Two weekends ago, my bowling team was thrust into action as an alternate playoff team because another team backed out. My team just missed "earning" its playoff spot by four points so we were the next in line.
I bowled one game that evening, watched my teammate compete in the seasonal "Queen Pin" tournament and then went home. I didn't notice any discomfort that night or the next morning, but shortly after I arrived at work, the lower-left side of my back started to really bother me, and the pain and stiffness never did subside the entire day or the rest of the week. Thankfully, I had my monthly chiropractic visit that Wednesday, and even though I left the office in great pain, I did a yoga workout and went for a walk, and it seemed to loosen things up a bit.
The next day was my volleyball team's last regular season game, and I dreaded it all day. However, thanks to some stretching and some ibuprofen, I made it through my match even though every step hurt. Surprisingly, by the end of the third game of my match, I jumped up and hit a pretty vicious spike (at least for me).
After enduring some volleyball induced pain the next day, my back gradually started to feel better over the course of the next week or so.
I was feeling a bit froggy, so I decided to participate in a couple of Thanksgiving Day pick-up flag football games this past Thursday. Not sure if that was the greatest idea in the world, but I hadn't played a flag football game in exactly three years, and I was simply bursting with the desire to do so again.. I had a heck of a time getting my back loose before we started playing, and it never did loosen up the entire two hours that I played. Somehow, I managed to make it through both games despite not being 100% physically.
The first game, I didn't do much of anything; I made a couple of "tackles," meaning, I pulled a flag or three, but I got beat for a couple of touchdowns, and the only pass thrown to me was knocked down at the last second. The flag I was wearing kept falling off or almost falling off, and I kept trying to hold it on like one would try to hold up a pair of pants that were too loose or just didn't fit very well. During one play, I was chasing down the quarterback and reached for my flag because it felt like it was about to fall off. When you're on defense, it doesn't really matter if your flag falls off. You're still allowed to chase the person with the football, you just wouldn't be allowed to run if you were to get an interception, for example. Tim Benz, a local radio/tv sports personality who is a fellow PSL (the league where I play most of my sports) participant, was on my team in the first game and reminded me that it didn't matter if my flag fell off while playing defense. I already knew that, of course, but it's like scratching your crotch in public; you know you probably shouldn't do it, but sometimes it happens almost involuntarily.
The second game went a lot better for me. On defense, I was told to cover a guy who was about my height and not very fast--my kind of receiver. I did quite well covering him and I may have even had the best pass defensed of my life. It was a long pass, located the football in the air, reached over the guy's shoulder and knocked it out of his hands. It was text-book. The only pass the guy caught on me was when I got "schooled" on a pick play. I felt like an ass, but stuff happens.

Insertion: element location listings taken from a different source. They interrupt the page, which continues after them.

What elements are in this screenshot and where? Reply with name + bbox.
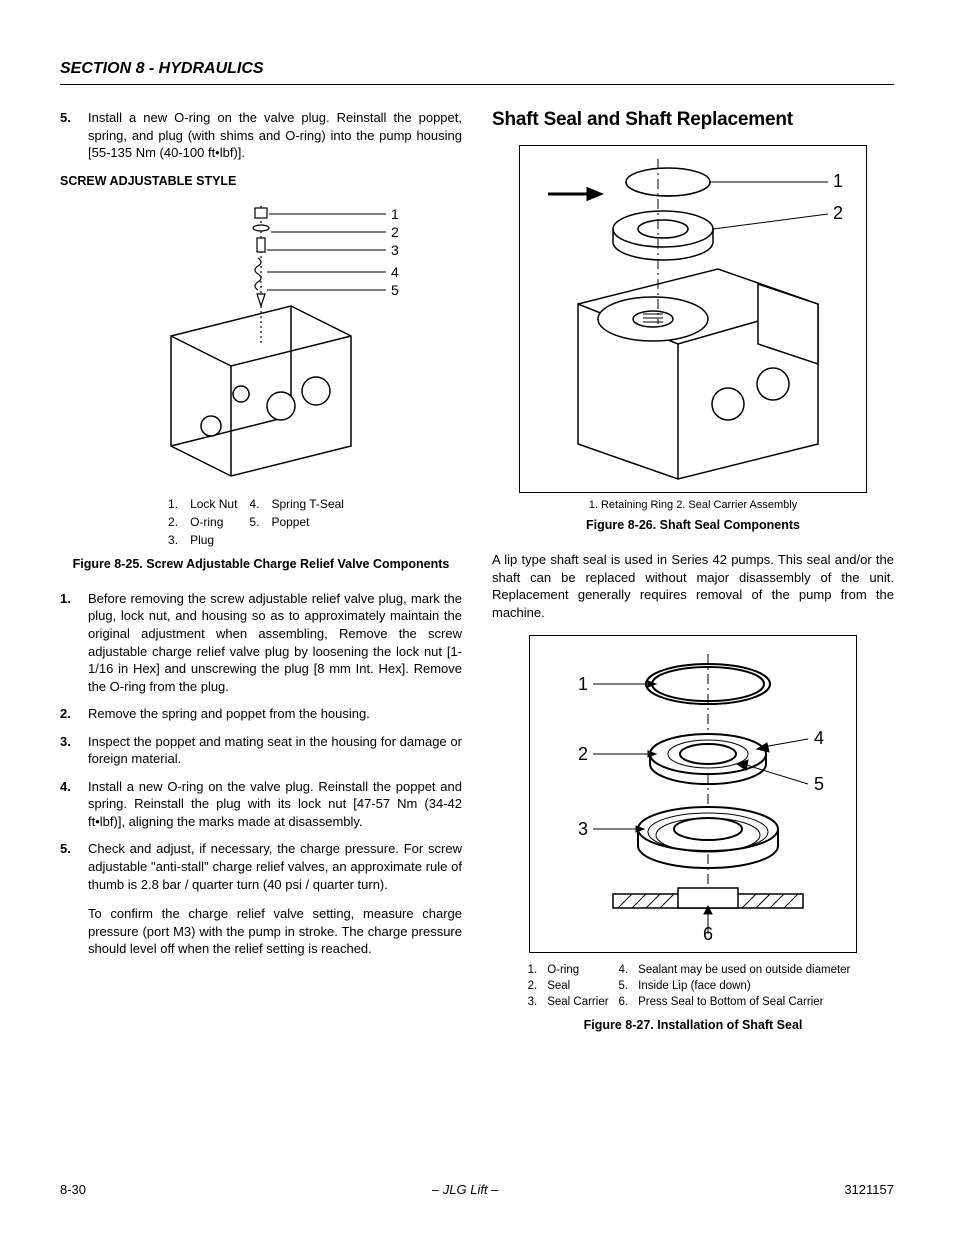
step-number: 1. xyxy=(60,590,88,695)
footer-page-number: 8-30 xyxy=(60,1182,86,1197)
screw-adjustable-heading: SCREW ADJUSTABLE STYLE xyxy=(60,174,462,188)
figure-8-25-caption: Figure 8-25. Screw Adjustable Charge Rel… xyxy=(60,556,462,572)
header-rule xyxy=(60,84,894,85)
step-text: Install a new O-ring on the valve plug. … xyxy=(88,109,462,162)
legend-row: 1. O-ring 4. Sealant may be used on outs… xyxy=(528,963,859,977)
seal-install-icon: 1 2 3 4 5 6 xyxy=(538,644,848,944)
step-text: Check and adjust, if necessary, the char… xyxy=(88,840,462,893)
footer-brand: – JLG Lift – xyxy=(432,1182,498,1197)
callout-1: 1 xyxy=(833,171,843,191)
figure-8-27-caption: Figure 8-27. Installation of Shaft Seal xyxy=(492,1017,894,1033)
callout-2: 2 xyxy=(578,744,588,764)
callout-6: 6 xyxy=(703,924,713,944)
shaft-seal-heading: Shaft Seal and Shaft Replacement xyxy=(492,109,894,131)
callout-2: 2 xyxy=(833,203,843,223)
callout-2: 2 xyxy=(391,224,399,240)
step-2: 2. Remove the spring and poppet from the… xyxy=(60,705,462,723)
step-4: 4. Install a new O-ring on the valve plu… xyxy=(60,778,462,831)
left-column: 5. Install a new O-ring on the valve plu… xyxy=(60,109,462,1052)
callout-3: 3 xyxy=(578,819,588,839)
page-footer: 8-30 – JLG Lift – 3121157 xyxy=(60,1182,894,1197)
step-number: 5. xyxy=(60,109,88,162)
legend-row: 2. Seal 5. Inside Lip (face down) xyxy=(528,979,859,993)
figure-8-27: 1 2 3 4 5 6 xyxy=(529,635,857,953)
step-5-top-list: 5. Install a new O-ring on the valve plu… xyxy=(60,109,462,162)
right-column: Shaft Seal and Shaft Replacement xyxy=(492,109,894,1052)
step-text: Install a new O-ring on the valve plug. … xyxy=(88,778,462,831)
step-1: 1. Before removing the screw adjustable … xyxy=(60,590,462,695)
step-number: 4. xyxy=(60,778,88,831)
figure-8-26-caption: Figure 8-26. Shaft Seal Components xyxy=(492,517,894,533)
callout-5: 5 xyxy=(814,774,824,794)
pump-exploded-icon: 1 2 3 4 5 xyxy=(111,196,411,486)
figure-8-25-legend: 1. Lock Nut 4. Spring T-Seal 2. O-ring 5… xyxy=(166,494,356,550)
legend-row: 3. Plug xyxy=(168,532,354,548)
two-column-layout: 5. Install a new O-ring on the valve plu… xyxy=(60,109,894,1052)
step-text: Before removing the screw adjustable rel… xyxy=(88,590,462,695)
callout-3: 3 xyxy=(391,242,399,258)
figure-8-26: 1 2 xyxy=(519,145,867,493)
page: SECTION 8 - HYDRAULICS 5. Install a new … xyxy=(0,0,954,1235)
shaft-seal-pump-icon: 1 2 xyxy=(528,154,858,484)
callout-1: 1 xyxy=(578,674,588,694)
confirm-paragraph: To confirm the charge relief valve setti… xyxy=(88,905,462,958)
callout-4: 4 xyxy=(391,264,399,280)
figure-8-27-legend: 1. O-ring 4. Sealant may be used on outs… xyxy=(526,961,861,1011)
step-text: Inspect the poppet and mating seat in th… xyxy=(88,733,462,768)
callout-4: 4 xyxy=(814,728,824,748)
step-number: 3. xyxy=(60,733,88,768)
legend-row: 1. Lock Nut 4. Spring T-Seal xyxy=(168,496,354,512)
step-number: 2. xyxy=(60,705,88,723)
callout-5: 5 xyxy=(391,282,399,298)
legend-row: 3. Seal Carrier 6. Press Seal to Bottom … xyxy=(528,995,859,1009)
step-3: 3. Inspect the poppet and mating seat in… xyxy=(60,733,462,768)
step-number: 5. xyxy=(60,840,88,893)
footer-doc-id: 3121157 xyxy=(844,1182,894,1197)
figure-8-25: 1 2 3 4 5 xyxy=(60,196,462,486)
section-title: SECTION 8 - HYDRAULICS xyxy=(60,60,894,80)
procedure-steps: 1. Before removing the screw adjustable … xyxy=(60,590,462,893)
legend-row: 2. O-ring 5. Poppet xyxy=(168,514,354,530)
step-5-top: 5. Install a new O-ring on the valve plu… xyxy=(60,109,462,162)
step-text: Remove the spring and poppet from the ho… xyxy=(88,705,462,723)
callout-1: 1 xyxy=(391,206,399,222)
step-5: 5. Check and adjust, if necessary, the c… xyxy=(60,840,462,893)
figure-8-26-legend: 1. Retaining Ring 2. Seal Carrier Assemb… xyxy=(492,499,894,511)
shaft-seal-body: A lip type shaft seal is used in Series … xyxy=(492,551,894,621)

To save the best for last, I managed to score a touchdown near the end of the game. Unlike the first game, the quarterbacks targeted me a few times, and I caught three passes. My third and final reception of the day resulted in a touchdown when I gathered in the football, made a guy miss, which surprised me because it never happens, and then started to run for my life. Another guy reached for my flag as I neared the end zone, and I was convinced he would grab it, and I don't know if I consciously eluded him or it was just luck, but I'm dead-serious when I say I was completely shocked to make it into the end zone and see my flag still around my waist. It was maybe the single-most gratifying sports moment of the year for me. I've had a couple 200 games in official PSL bowling matches and a couple of epic-blocks in a PSL volleyball game (you'd have to know me to know how rare it is for me to block anyone in volleyball), but the touchdown I scored the other day probably tops everything else.
As I said, I hadn't played flag football in years, and that combined with my back made most of the day not so pleasant as I was injured and rusty as all hell. However, that touchdown made up for everything. And it was maybe the first flag football touchdown where I had to actually avoid people on the way to the end zone. I'm what they call a "possession" receiver, meaning I'm super-slow, so most of my touchdowns have involved me already being in the end zone when I caught the pass. Don't get me wrong, I've had a few where I had to find my way into the end zone, but they were usually plays where the quarterback hit me in stride and it was just a matter of me racing to pay-dirt. This one was different. Like most passes from flag football quarterbacks, this one was floated to me, and I had to stop whatever momentum I had, gather the pass in, and then try to get around people on my way to the end zone. Not an easy task for someone like me--I'm fast enough to be a decent tackle football player, but I'm not nearly fast enough to keep people off my flag.
Anyway, the main point of this post is to illustrate just how hard it is to play a game, even a pick-up flag football game, with an injury. Maybe I'll think a little longer before I yell for Troy Polamalu to play with his torn calf muscle. Maybe I'll think a little harder before I complain about Antonio Brown missing another game with a high-angle sprain.
If I had a tough time playing flag football with a bad back, imagine how hard it must be to play a game of tackle football at its highest level when you're not 100% physically?
After Thursday, I have a new-found respect for professional athletes.